Configuration is an important part of every machine learning project. With Palladium, it is easy to separate code from configuration, and run code with different configurations.

Configuration files use Python syntax. For an introduction, please visit the Tutorial.

Palladium uses an environment variable called PALLADIUM_CONFIG to look up the location of the configuration file.

Variables

Configuration files have access to environment variables, which allows you to pass in things like database credentials from the environment:

'dataset_loader_train': {
    '__factory__': 'palladium.dataset.SQL',
    'url': 'mysql://{}:{}@localhost/test?encoding=utf8'.format(
        environ['DB_USER'], environ['DB_PASS'],
        ),
    'sql': 'SELECT ...',
    }

You also have access to here, which is the path to the directory that the configuration file lives in. In this example, we point the path variable to a file called data.csv inside of the same folder as the configuration:

'dataset_loader_train': {
    '__factory__': 'palladium.dataset.Table',
    'path': '{}/data.csv'.format(here),
    }

Multiple configuration files

In larger projects, it’s useful to split the configuration up into multiple files. Imagine you have a common config-data.py file and several config-model-X.py type files, each of which use the same data loader. When using multiple files, you must separate the filenames by commas: PALLADIUM_CONFIG=config-data.py,config-model-1.py.

If your configuration files share some entries (keys), then files coming later in the list will win and override entries from files earlier in the list. Thus, if the contents of config-data.py are {'a': 42, 'b': 6}” and the contents of config-model-1.py is {'b': 7, 'c': 99}, the resulting configuration will be {'a': 42, 'b': 7, 'c': 99}.

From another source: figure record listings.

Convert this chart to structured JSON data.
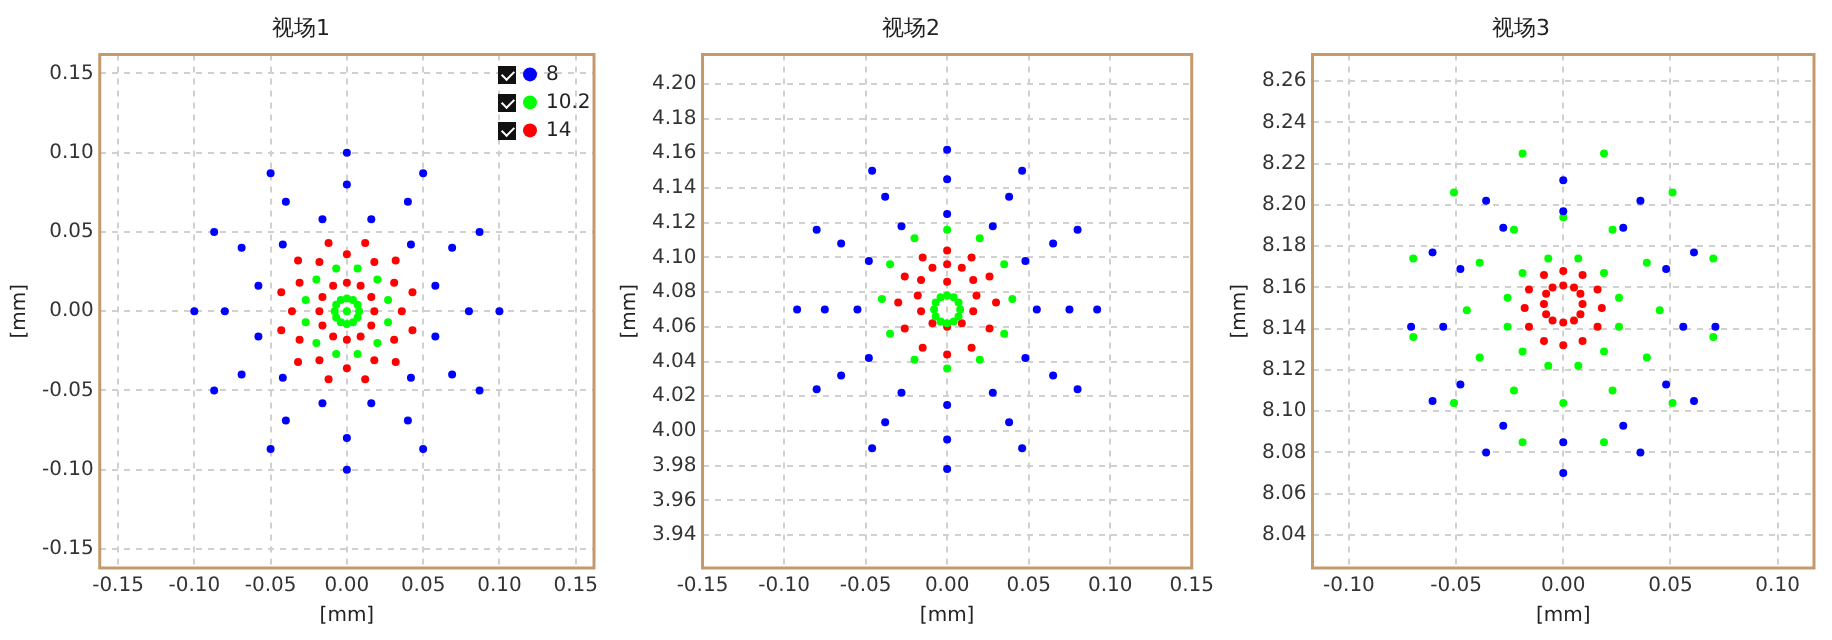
{
  "chart_data": [
    {
      "type": "scatter",
      "title": "视场1",
      "xlabel": "[mm]",
      "ylabel": "[mm]",
      "marker": "circle",
      "grid": true,
      "legend": "top right",
      "xlim": [
        -0.162,
        0.162
      ],
      "ylim": [
        -0.162,
        0.162
      ],
      "xticks": [
        {
          "value": -0.15,
          "label": "-0.15"
        },
        {
          "value": -0.1,
          "label": "-0.10"
        },
        {
          "value": -0.05,
          "label": "-0.05"
        },
        {
          "value": 0,
          "label": "0.00"
        },
        {
          "value": 0.05,
          "label": "0.05"
        },
        {
          "value": 0.1,
          "label": "0.10"
        },
        {
          "value": 0.15,
          "label": "0.15"
        }
      ],
      "yticks": [
        {
          "value": -0.15,
          "label": "-0.15"
        },
        {
          "value": -0.1,
          "label": "-0.10"
        },
        {
          "value": -0.05,
          "label": "-0.05"
        },
        {
          "value": 0,
          "label": "0.00"
        },
        {
          "value": 0.05,
          "label": "0.05"
        },
        {
          "value": 0.1,
          "label": "0.10"
        },
        {
          "value": 0.15,
          "label": "0.15"
        }
      ],
      "series": [
        {
          "name": "8",
          "color": "#0000ff",
          "x": [
            0.1,
            0.087,
            0.05,
            0,
            -0.05,
            -0.087,
            -0.1,
            -0.087,
            -0.05,
            0,
            0.05,
            0.087,
            0.08,
            0.069,
            0.04,
            0,
            -0.04,
            -0.069,
            -0.08,
            -0.069,
            -0.04,
            0,
            0.04,
            0.069,
            0.058,
            0.042,
            0.016,
            -0.016,
            -0.042,
            -0.058,
            -0.058,
            -0.042,
            -0.016,
            0.016,
            0.042,
            0.058
          ],
          "values": [
            0,
            0.05,
            0.087,
            0.1,
            0.087,
            0.05,
            0,
            -0.05,
            -0.087,
            -0.1,
            -0.087,
            -0.05,
            0,
            0.04,
            0.069,
            0.08,
            0.069,
            0.04,
            0,
            -0.04,
            -0.069,
            -0.08,
            -0.069,
            -0.04,
            0.016,
            0.042,
            0.058,
            0.058,
            0.042,
            0.016,
            -0.016,
            -0.042,
            -0.058,
            -0.058,
            -0.042,
            -0.016
          ]
        },
        {
          "name": "10.2",
          "color": "#00ff00",
          "x": [
            0.027,
            0.02,
            0.007,
            -0.007,
            -0.02,
            -0.027,
            -0.027,
            -0.02,
            -0.007,
            0.007,
            0.02,
            0.027,
            0.008,
            0.007,
            0.004,
            0,
            -0.004,
            -0.007,
            -0.008,
            -0.007,
            -0.004,
            0,
            0.004,
            0.007,
            0
          ],
          "values": [
            0.007,
            0.02,
            0.027,
            0.027,
            0.02,
            0.007,
            -0.007,
            -0.02,
            -0.027,
            -0.027,
            -0.02,
            -0.007,
            0,
            0.004,
            0.007,
            0.008,
            0.007,
            0.004,
            0,
            -0.004,
            -0.007,
            -0.008,
            -0.007,
            -0.004,
            0
          ]
        },
        {
          "name": "14",
          "color": "#ff0000",
          "x": [
            0.043,
            0.032,
            0.012,
            -0.012,
            -0.032,
            -0.043,
            -0.043,
            -0.032,
            -0.012,
            0.012,
            0.032,
            0.043,
            0.036,
            0.031,
            0.018,
            0,
            -0.018,
            -0.031,
            -0.036,
            -0.031,
            -0.018,
            0,
            0.018,
            0.031,
            0.018,
            0.016,
            0.009,
            0,
            -0.009,
            -0.016,
            -0.018,
            -0.016,
            -0.009,
            0,
            0.009,
            0.016
          ],
          "values": [
            0.012,
            0.032,
            0.043,
            0.043,
            0.032,
            0.012,
            -0.012,
            -0.032,
            -0.043,
            -0.043,
            -0.032,
            -0.012,
            0,
            0.018,
            0.031,
            0.036,
            0.031,
            0.018,
            0,
            -0.018,
            -0.031,
            -0.036,
            -0.031,
            -0.018,
            0,
            0.009,
            0.016,
            0.018,
            0.016,
            0.009,
            0,
            -0.009,
            -0.016,
            -0.018,
            -0.016,
            -0.009
          ]
        }
      ]
    },
    {
      "type": "scatter",
      "title": "视场2",
      "xlabel": "[mm]",
      "ylabel": "[mm]",
      "marker": "circle",
      "grid": true,
      "xlim": [
        -0.15,
        0.15
      ],
      "ylim": [
        3.921,
        4.217
      ],
      "xticks": [
        {
          "value": -0.15,
          "label": "-0.15"
        },
        {
          "value": -0.1,
          "label": "-0.10"
        },
        {
          "value": -0.05,
          "label": "-0.05"
        },
        {
          "value": 0,
          "label": "0.00"
        },
        {
          "value": 0.05,
          "label": "0.05"
        },
        {
          "value": 0.1,
          "label": "0.10"
        },
        {
          "value": 0.15,
          "label": "0.15"
        }
      ],
      "yticks": [
        3.94,
        3.96,
        3.98,
        {
          "value": 4,
          "label": "4.00"
        },
        4.02,
        4.04,
        4.06,
        4.08,
        {
          "value": 4.1,
          "label": "4.10"
        },
        4.12,
        4.14,
        4.16,
        4.18,
        {
          "value": 4.2,
          "label": "4.20"
        }
      ],
      "series": [
        {
          "color": "#0000ff",
          "x": [
            0.092,
            0.08,
            0.046,
            0,
            -0.046,
            -0.08,
            -0.092,
            -0.08,
            -0.046,
            0,
            0.046,
            0.08,
            0.075,
            0.065,
            0.038,
            0,
            -0.038,
            -0.065,
            -0.075,
            -0.065,
            -0.038,
            0,
            0.038,
            0.065,
            0.055,
            0.048,
            0.028,
            0,
            -0.028,
            -0.048,
            -0.055,
            -0.048,
            -0.028,
            0,
            0.028,
            0.048
          ],
          "values": [
            4.07,
            4.116,
            4.15,
            4.162,
            4.15,
            4.116,
            4.07,
            4.024,
            3.99,
            3.978,
            3.99,
            4.024,
            4.07,
            4.108,
            4.135,
            4.145,
            4.135,
            4.108,
            4.07,
            4.032,
            4.005,
            3.995,
            4.005,
            4.032,
            4.07,
            4.098,
            4.118,
            4.125,
            4.118,
            4.098,
            4.07,
            4.042,
            4.022,
            4.015,
            4.022,
            4.042
          ]
        },
        {
          "color": "#00ff00",
          "x": [
            0.04,
            0.035,
            0.02,
            0,
            -0.02,
            -0.035,
            -0.04,
            -0.035,
            -0.02,
            0,
            0.02,
            0.035,
            0.008,
            0.007,
            0.004,
            0,
            -0.004,
            -0.007,
            -0.008,
            -0.007,
            -0.004,
            0,
            0.004,
            0.007
          ],
          "values": [
            4.076,
            4.096,
            4.111,
            4.116,
            4.111,
            4.096,
            4.076,
            4.056,
            4.041,
            4.036,
            4.041,
            4.056,
            4.07,
            4.074,
            4.077,
            4.078,
            4.077,
            4.074,
            4.07,
            4.066,
            4.063,
            4.062,
            4.063,
            4.066
          ]
        },
        {
          "color": "#ff0000",
          "x": [
            0.03,
            0.026,
            0.015,
            0,
            -0.015,
            -0.026,
            -0.03,
            -0.026,
            -0.015,
            0,
            0.015,
            0.026,
            0.018,
            0.016,
            0.009,
            0,
            -0.009,
            -0.016,
            -0.018,
            -0.016,
            -0.009,
            0,
            0.009,
            0.016,
            0
          ],
          "values": [
            4.074,
            4.089,
            4.1,
            4.104,
            4.1,
            4.089,
            4.074,
            4.059,
            4.048,
            4.044,
            4.048,
            4.059,
            4.078,
            4.087,
            4.094,
            4.096,
            4.094,
            4.087,
            4.078,
            4.069,
            4.062,
            4.06,
            4.062,
            4.069,
            4.086
          ]
        }
      ]
    },
    {
      "type": "scatter",
      "title": "视场3",
      "xlabel": "[mm]",
      "ylabel": "[mm]",
      "marker": "circle",
      "grid": true,
      "xlim": [
        -0.117,
        0.117
      ],
      "ylim": [
        8.024,
        8.273
      ],
      "xticks": [
        {
          "value": -0.1,
          "label": "-0.10"
        },
        {
          "value": -0.05,
          "label": "-0.05"
        },
        {
          "value": 0,
          "label": "0.00"
        },
        {
          "value": 0.05,
          "label": "0.05"
        },
        {
          "value": 0.1,
          "label": "0.10"
        }
      ],
      "yticks": [
        8.04,
        8.06,
        8.08,
        {
          "value": 8.1,
          "label": "8.10"
        },
        8.12,
        8.14,
        8.16,
        8.18,
        {
          "value": 8.2,
          "label": "8.20"
        },
        8.22,
        8.24,
        8.26
      ],
      "series": [
        {
          "color": "#0000ff",
          "x": [
            0.071,
            0.061,
            0.036,
            0,
            -0.036,
            -0.061,
            -0.071,
            -0.061,
            -0.036,
            0,
            0.036,
            0.061,
            0.056,
            0.048,
            0.028,
            0,
            -0.028,
            -0.048,
            -0.056,
            -0.048,
            -0.028,
            0,
            0.028,
            0.048
          ],
          "values": [
            8.141,
            8.177,
            8.202,
            8.212,
            8.202,
            8.177,
            8.141,
            8.105,
            8.08,
            8.07,
            8.08,
            8.105,
            8.141,
            8.169,
            8.189,
            8.197,
            8.189,
            8.169,
            8.141,
            8.113,
            8.093,
            8.085,
            8.093,
            8.113
          ]
        },
        {
          "color": "#00ff00",
          "x": [
            0.07,
            0.051,
            0.019,
            -0.019,
            -0.051,
            -0.07,
            -0.07,
            -0.051,
            -0.019,
            0.019,
            0.051,
            0.07,
            0.045,
            0.039,
            0.023,
            0,
            -0.023,
            -0.039,
            -0.045,
            -0.039,
            -0.023,
            0,
            0.023,
            0.039,
            0.026,
            0.019,
            0.007,
            -0.007,
            -0.019,
            -0.026,
            -0.026,
            -0.019,
            -0.007,
            0.007,
            0.019,
            0.026
          ],
          "values": [
            8.174,
            8.206,
            8.225,
            8.225,
            8.206,
            8.174,
            8.136,
            8.104,
            8.085,
            8.085,
            8.104,
            8.136,
            8.149,
            8.172,
            8.188,
            8.194,
            8.188,
            8.172,
            8.149,
            8.126,
            8.11,
            8.104,
            8.11,
            8.126,
            8.155,
            8.167,
            8.174,
            8.174,
            8.167,
            8.155,
            8.141,
            8.129,
            8.122,
            8.122,
            8.129,
            8.141
          ]
        },
        {
          "color": "#ff0000",
          "x": [
            0.018,
            0.016,
            0.009,
            0,
            -0.009,
            -0.016,
            -0.018,
            -0.016,
            -0.009,
            0,
            0.009,
            0.016,
            0.009,
            0.008,
            0.005,
            0,
            -0.005,
            -0.008,
            -0.009,
            -0.008,
            -0.005,
            0,
            0.005,
            0.008
          ],
          "values": [
            8.15,
            8.159,
            8.166,
            8.168,
            8.166,
            8.159,
            8.15,
            8.141,
            8.134,
            8.132,
            8.134,
            8.141,
            8.152,
            8.157,
            8.16,
            8.161,
            8.16,
            8.157,
            8.152,
            8.147,
            8.144,
            8.143,
            8.144,
            8.147
          ]
        }
      ]
    }
  ]
}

Avoiding duplication in your configuration

Even with multiple files, you’ll sometimes end up repeating portions of configuration between files. The __copy__ directive allows you to copy or override existing entries. Imagine your dataset loaders for train and test are identical, except for the location of the CSV file:

'dataset_loader_train': {
    '__factory__': 'palladium.dataset.Table',
    'path': '{}/train.csv'.format(here),
    'many': '...',
    'more': {'...'},
    'entries': ['...'],
    }

'dataset_loader_test': {
    '__factory__': 'palladium.dataset.Table',
    'path': '{}/test.csv'.format(here),
    'many': '...',
    'more': {'...'},
    'entries': ['...'],
    }

With __copy__, you can reduce this down to:

'dataset_loader_train': {
    '__factory__': 'palladium.dataset.Table',
    'path': '{}/train.csv'.format(here),
    'many': '...',
    'more': {'...'},
    'entries': ['...'],
    }

'dataset_loader_test': {
    '__copy__': 'dataset_loader_train',
    'path': '{}/test.csv'.format(here),
    }

Reducing duplication in your configuration can help avoid errors.